When the population standard deviation is unknown, the sample standard deviation s is used instead. The resulting statistic is technically a t-score rather than a z-score, and the t-distribution should be used for inference. The z-distribution is appropriate when the standard deviation is known — which is common in quality control, standardized testing, and other fields where large historical datasets establish reliable population parameters.
The calculator on this page uses the classical population formula Z = (X − μ) / σ. Enter any real number for X and μ, and any positive number for σ, to instantly obtain the z-score and a plain-English interpretation.
Practical Examples
Explore these real-world scenarios to understand how z-scores work.
| X / μ / σ | Z-Score | Interpretation |
|---|---|---|
| X=90, μ=75, σ=10 | Z = 1.5 | Student scored 1.5 standard deviations above the class average. |
| X=140, μ=120, σ=8 | Z = 2.5 | Blood pressure 2.5 standard deviations above group mean — elevated. |
| X=5.1, μ=5.0, σ=0.05 | Z = 2.0 | Bolt length 2 standard deviations above specification — may be rejected in QC. |
| X=12, μ=8, σ=2 | Z = 2.0 | Stock return 2 standard deviations above average market return. |
How to use the z-score calculator
- Enter the individual data point you want to evaluate in the Raw Data Score (X) field.
- Enter the population mean (μ) — the average of the entire dataset or reference population.
- Enter the standard deviation (σ) — must be greater than zero.

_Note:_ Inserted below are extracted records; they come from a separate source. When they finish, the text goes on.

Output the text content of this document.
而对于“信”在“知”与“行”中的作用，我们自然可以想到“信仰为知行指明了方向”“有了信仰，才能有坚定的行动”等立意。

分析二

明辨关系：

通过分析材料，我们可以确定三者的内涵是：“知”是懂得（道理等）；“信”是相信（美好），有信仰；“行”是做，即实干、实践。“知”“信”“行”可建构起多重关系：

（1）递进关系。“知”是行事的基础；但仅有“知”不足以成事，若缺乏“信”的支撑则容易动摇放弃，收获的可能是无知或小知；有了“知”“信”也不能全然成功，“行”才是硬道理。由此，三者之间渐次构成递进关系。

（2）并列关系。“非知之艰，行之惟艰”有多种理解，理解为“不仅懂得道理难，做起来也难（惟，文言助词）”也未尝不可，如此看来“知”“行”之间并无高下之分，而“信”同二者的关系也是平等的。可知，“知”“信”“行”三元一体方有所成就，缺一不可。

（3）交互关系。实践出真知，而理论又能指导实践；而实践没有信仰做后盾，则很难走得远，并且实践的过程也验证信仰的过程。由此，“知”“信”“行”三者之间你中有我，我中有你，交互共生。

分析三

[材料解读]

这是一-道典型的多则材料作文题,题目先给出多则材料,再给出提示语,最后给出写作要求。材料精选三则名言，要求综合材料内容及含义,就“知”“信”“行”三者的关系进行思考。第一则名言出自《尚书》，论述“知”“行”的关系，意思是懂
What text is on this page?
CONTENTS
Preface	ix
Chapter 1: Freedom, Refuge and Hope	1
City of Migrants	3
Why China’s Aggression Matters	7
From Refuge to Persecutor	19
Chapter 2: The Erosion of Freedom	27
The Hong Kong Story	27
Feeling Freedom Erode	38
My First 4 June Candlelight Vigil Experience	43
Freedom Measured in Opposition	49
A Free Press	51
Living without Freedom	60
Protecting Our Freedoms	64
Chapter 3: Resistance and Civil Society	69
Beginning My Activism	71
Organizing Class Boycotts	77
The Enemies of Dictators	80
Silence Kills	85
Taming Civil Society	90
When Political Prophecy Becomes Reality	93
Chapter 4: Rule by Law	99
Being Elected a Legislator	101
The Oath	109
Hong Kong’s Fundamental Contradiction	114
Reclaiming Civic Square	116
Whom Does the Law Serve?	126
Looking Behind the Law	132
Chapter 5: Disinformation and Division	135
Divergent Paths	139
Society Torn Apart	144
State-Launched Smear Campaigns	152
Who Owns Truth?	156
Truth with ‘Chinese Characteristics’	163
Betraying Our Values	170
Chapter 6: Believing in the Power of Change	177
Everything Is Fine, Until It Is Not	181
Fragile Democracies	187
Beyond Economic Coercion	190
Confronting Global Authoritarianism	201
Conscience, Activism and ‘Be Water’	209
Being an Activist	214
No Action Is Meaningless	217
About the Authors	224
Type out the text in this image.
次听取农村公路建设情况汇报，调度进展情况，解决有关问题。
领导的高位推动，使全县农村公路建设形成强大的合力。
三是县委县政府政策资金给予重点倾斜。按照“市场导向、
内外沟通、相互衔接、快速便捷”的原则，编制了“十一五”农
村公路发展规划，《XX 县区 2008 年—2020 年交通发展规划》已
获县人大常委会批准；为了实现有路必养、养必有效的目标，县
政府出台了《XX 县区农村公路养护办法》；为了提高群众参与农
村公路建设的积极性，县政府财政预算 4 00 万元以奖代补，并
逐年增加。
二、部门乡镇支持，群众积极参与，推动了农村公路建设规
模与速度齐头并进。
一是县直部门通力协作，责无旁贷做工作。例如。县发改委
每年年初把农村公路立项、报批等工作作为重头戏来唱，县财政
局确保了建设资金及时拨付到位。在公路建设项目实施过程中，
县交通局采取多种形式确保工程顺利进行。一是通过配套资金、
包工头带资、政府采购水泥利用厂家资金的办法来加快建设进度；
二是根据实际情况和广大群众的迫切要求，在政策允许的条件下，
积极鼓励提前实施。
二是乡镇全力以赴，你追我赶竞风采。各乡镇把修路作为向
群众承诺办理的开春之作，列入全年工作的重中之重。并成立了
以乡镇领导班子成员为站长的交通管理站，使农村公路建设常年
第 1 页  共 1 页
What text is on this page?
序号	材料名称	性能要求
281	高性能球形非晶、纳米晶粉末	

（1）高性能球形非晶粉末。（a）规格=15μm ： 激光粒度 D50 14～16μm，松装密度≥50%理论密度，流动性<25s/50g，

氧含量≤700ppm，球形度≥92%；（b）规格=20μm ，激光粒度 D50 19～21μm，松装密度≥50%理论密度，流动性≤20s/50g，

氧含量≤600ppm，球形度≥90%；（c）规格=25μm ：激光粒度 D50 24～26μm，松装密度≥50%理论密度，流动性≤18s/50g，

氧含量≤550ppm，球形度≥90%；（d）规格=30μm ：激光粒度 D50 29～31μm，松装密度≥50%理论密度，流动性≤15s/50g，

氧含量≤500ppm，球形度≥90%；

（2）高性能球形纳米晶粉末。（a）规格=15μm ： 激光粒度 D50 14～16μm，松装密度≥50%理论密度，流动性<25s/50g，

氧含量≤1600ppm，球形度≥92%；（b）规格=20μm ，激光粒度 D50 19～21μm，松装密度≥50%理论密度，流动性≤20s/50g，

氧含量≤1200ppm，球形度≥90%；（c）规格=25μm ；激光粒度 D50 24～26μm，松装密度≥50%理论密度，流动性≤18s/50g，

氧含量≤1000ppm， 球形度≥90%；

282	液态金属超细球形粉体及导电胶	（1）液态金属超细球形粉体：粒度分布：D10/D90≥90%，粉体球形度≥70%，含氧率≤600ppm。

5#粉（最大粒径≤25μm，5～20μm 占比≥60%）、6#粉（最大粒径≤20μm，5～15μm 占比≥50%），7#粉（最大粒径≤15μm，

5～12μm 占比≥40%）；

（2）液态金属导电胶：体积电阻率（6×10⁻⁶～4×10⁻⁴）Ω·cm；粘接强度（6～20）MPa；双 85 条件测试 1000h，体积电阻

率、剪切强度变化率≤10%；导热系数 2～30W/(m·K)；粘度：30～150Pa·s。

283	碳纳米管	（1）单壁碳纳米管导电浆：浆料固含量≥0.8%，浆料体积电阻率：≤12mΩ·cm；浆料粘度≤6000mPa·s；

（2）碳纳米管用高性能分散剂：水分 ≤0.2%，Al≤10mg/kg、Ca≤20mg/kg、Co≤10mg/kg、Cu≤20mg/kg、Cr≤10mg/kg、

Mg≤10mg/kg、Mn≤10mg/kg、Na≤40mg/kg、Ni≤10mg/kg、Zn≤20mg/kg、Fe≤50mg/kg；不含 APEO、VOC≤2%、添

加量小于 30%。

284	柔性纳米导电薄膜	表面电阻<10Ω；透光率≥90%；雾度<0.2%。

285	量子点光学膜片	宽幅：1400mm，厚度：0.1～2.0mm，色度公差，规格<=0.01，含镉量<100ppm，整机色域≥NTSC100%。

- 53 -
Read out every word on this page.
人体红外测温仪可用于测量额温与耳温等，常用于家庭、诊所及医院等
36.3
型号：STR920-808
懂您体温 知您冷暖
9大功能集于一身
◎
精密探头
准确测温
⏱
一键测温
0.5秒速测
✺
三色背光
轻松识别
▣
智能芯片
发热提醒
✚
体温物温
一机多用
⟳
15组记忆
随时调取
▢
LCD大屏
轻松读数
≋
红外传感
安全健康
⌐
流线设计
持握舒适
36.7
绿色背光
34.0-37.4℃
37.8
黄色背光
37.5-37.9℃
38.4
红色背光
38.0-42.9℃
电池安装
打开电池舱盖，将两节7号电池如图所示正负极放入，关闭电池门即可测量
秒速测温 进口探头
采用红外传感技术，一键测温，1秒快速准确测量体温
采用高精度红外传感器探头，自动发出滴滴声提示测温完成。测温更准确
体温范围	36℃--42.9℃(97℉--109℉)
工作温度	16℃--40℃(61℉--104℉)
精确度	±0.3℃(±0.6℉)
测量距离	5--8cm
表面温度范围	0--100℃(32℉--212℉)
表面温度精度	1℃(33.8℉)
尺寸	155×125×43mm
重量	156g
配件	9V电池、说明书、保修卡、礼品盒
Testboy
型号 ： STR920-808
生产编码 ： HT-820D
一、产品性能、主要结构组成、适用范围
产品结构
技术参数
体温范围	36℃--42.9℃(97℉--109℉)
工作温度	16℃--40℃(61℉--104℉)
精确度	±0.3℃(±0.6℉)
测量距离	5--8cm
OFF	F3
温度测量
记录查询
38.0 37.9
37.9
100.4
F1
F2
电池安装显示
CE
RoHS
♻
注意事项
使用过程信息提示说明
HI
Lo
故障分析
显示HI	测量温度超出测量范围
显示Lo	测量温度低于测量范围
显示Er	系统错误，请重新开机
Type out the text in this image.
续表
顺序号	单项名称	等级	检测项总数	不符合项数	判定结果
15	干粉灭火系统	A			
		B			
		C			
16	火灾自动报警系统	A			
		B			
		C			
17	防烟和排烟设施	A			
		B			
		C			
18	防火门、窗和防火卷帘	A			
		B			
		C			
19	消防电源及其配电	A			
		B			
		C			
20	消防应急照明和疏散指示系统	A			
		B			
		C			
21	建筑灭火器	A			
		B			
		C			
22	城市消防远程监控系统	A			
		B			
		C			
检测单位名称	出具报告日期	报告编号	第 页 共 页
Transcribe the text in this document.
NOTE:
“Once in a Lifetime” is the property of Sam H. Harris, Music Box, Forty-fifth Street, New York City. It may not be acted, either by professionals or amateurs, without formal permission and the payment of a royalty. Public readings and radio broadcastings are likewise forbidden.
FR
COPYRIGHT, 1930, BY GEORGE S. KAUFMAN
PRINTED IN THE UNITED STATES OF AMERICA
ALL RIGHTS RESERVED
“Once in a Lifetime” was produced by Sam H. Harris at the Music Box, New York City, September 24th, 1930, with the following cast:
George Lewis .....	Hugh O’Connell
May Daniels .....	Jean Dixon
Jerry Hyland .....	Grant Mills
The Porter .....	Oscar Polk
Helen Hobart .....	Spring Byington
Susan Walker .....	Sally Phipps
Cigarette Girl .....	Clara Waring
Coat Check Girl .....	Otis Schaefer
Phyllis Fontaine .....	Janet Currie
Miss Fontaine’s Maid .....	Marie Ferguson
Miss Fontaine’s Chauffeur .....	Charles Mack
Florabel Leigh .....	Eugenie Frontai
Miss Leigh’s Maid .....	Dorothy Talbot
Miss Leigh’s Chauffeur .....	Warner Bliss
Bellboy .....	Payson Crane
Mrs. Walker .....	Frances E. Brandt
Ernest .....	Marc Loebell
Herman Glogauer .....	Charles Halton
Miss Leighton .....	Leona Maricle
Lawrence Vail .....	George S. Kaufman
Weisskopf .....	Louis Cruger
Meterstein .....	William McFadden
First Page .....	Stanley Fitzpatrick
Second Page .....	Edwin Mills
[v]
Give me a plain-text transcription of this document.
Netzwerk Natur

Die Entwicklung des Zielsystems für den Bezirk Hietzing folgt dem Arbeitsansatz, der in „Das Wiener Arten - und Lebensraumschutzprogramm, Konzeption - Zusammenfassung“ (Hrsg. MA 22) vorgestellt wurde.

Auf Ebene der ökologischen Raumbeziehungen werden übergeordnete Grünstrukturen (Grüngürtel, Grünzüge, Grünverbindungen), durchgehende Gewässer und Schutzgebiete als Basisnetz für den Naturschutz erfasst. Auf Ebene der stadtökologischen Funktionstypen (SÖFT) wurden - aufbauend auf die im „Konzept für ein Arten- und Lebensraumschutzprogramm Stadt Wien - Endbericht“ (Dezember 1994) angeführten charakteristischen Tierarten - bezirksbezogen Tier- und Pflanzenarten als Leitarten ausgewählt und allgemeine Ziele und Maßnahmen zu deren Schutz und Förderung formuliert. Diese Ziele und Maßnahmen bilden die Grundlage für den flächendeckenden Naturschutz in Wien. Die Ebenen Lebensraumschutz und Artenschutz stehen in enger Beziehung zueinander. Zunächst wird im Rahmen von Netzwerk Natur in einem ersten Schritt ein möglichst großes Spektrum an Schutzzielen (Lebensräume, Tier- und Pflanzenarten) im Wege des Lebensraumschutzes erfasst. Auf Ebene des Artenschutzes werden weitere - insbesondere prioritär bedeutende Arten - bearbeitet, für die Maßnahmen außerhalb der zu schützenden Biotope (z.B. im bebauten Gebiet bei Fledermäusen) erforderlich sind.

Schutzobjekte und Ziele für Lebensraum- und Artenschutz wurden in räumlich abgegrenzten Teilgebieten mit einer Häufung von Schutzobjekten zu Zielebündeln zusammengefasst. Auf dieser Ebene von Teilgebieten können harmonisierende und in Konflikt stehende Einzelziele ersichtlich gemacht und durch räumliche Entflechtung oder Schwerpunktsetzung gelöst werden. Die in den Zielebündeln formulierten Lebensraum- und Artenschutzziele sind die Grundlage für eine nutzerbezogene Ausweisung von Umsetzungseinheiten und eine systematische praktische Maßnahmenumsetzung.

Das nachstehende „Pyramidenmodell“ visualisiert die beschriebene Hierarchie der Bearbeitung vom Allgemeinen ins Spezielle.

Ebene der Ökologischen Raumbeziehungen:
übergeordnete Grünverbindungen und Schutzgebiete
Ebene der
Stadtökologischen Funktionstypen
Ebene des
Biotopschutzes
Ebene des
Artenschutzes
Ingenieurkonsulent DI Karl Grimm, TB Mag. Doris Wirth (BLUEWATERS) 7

This measures the spread of the reference population.
- Click Calculate Z-Score to apply the formula Z = (X − μ) / σ and see the result with an interpretation.
- Use Reset to clear all fields and start a new calculation.
FAQ
What does a z-score of 2 mean?
A z-score of 2 means the data point is 2 standard deviations above the mean. In a normal distribution, about 97.7% of values fall below this point, so a z-score of 2 is relatively high. Conversely, a z-score of −2 means the value is 2 standard deviations below the mean.
Can a z-score be negative?
Yes. A negative z-score simply means the raw score is below the mean. For example, if a student scores 60 on an exam with a mean of 75 and a standard deviation of 10, the z-score is (60 − 75) / 10 = −1.5, meaning the student scored 1.5 standard deviations below average.
What is the difference between a z-score and a t-score?
Both measure distance from the mean in standard-deviation units, but a t-score is used when the population standard deviation is unknown and must be estimated from a sample. For small samples, the t-distribution is broader than the standard normal distribution. When the sample size is large (n > 30), the t-distribution closely approximates the normal distribution and z-scores and t-scores converge.
How do I convert a z-score to a percentile?
Look up the z-score in a standard normal distribution table, or use a normal CDF calculator. For example, a z-score of 1.0 corresponds to approximately the 84th percentile, meaning 84% of the distribution falls below that value. A z-score of 0 is the 50th percentile.
Does the z-score assume a normal distribution?
The z-score formula itself does not require normality — you can calculate a z-score for any value in any distribution. However, the probability interpretations (percentiles, confidence intervals) are only meaningful when the underlying distribution is approximately normal. For non-normal data, z-scores still indicate relative distance from the mean but should not be directly converted to probabilities without caution.